Some of these positions are a little uninspired, though, as you might expect from how many there are. They include:
- Desktop mode: The device is propped up on the kickstand; the keyboard (wirelessly attached using Bluetooth, I presume) is placed in front.
- Notebook mode: This one's obvious, I think.
- Flat mode: Same as Notebook mode, but with the display down flat.
- Stand mode: Same as Desktop mode but without the keyboard (or, physically attach the keyboard for extra stability).
- Tent mode: Fold the screen back and prop the machine up like a tent.
- Canvas mode: The kickstand raises the screen at an angle off the ground to aid with drawing.
- Tablet mode: Fold the kickstand and hold like a tablet.
So, really, there's only five positions here. Still, the point is that the kickstand gives the KIRA L93 more flexibility than a typical two-in-one setup; about as much flexibility as a system with a 360-degree hinge. Being able to continue using the keyboard even after detaching it is icing on the cake.
The KIRA L93 is also more powerful and full-featured than many two-in-ones. Beneath the 13.3”, 2560x1440-pixel resolution touchscreen beat an Intel Core i5-4210Y processor, eight gigs of RAM, and a 128GB solid-state drive. 802.11ac WiFi and Bluetooth 4.0 are supported, and ports include a pair of full-size USB 3.0 and a micro HDMI output.

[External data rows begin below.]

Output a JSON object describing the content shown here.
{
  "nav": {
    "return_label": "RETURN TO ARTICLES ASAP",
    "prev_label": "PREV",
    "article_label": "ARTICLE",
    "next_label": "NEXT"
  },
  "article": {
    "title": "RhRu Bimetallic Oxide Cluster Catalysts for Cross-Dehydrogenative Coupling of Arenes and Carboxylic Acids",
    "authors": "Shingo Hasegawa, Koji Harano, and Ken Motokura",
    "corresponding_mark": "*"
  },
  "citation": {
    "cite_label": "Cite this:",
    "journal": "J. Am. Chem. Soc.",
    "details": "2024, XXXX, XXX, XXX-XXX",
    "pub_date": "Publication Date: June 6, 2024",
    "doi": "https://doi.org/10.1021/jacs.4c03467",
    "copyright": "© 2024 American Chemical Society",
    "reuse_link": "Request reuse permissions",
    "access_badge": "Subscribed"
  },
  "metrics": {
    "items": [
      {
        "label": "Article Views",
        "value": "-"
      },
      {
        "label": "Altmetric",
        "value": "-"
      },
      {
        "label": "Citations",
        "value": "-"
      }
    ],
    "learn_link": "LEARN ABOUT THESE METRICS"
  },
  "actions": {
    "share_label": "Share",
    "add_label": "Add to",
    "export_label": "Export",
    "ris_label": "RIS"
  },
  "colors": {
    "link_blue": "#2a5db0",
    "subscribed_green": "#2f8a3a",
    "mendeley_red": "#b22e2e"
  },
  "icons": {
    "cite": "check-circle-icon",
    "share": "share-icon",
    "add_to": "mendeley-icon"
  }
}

Windows 8.1 64-bit runs the show. Artsy types may benefit from the touchscreen's dual-digitizer setup and support for pressure-sensitive input from a digital pen accessory. We're not sure if the panel is a cheaper TN unit or a more colourful and viewing angle-friendly IPS, though.
Meanwhile, the average battery life is rated at nine hours, and the whole thing weighs in at 2.87 lbs (1.3 kg), while attaching the keyboard ups that to 3.86 lbs (1.3 kg). Not bad, but I doubt the Tablet mode will be too popular with most people.
In any case, only Japan will see Dynabook KIRA L93s on store shelves near the end of next month. We're not sure about pricing, nor if these will eventually come available over here, but if they do, you can expect them to be priced at a little over a grand each. (They also won't be “Dynabooks” – Toshiba only uses that name in Japan and a few neighbouring countries.)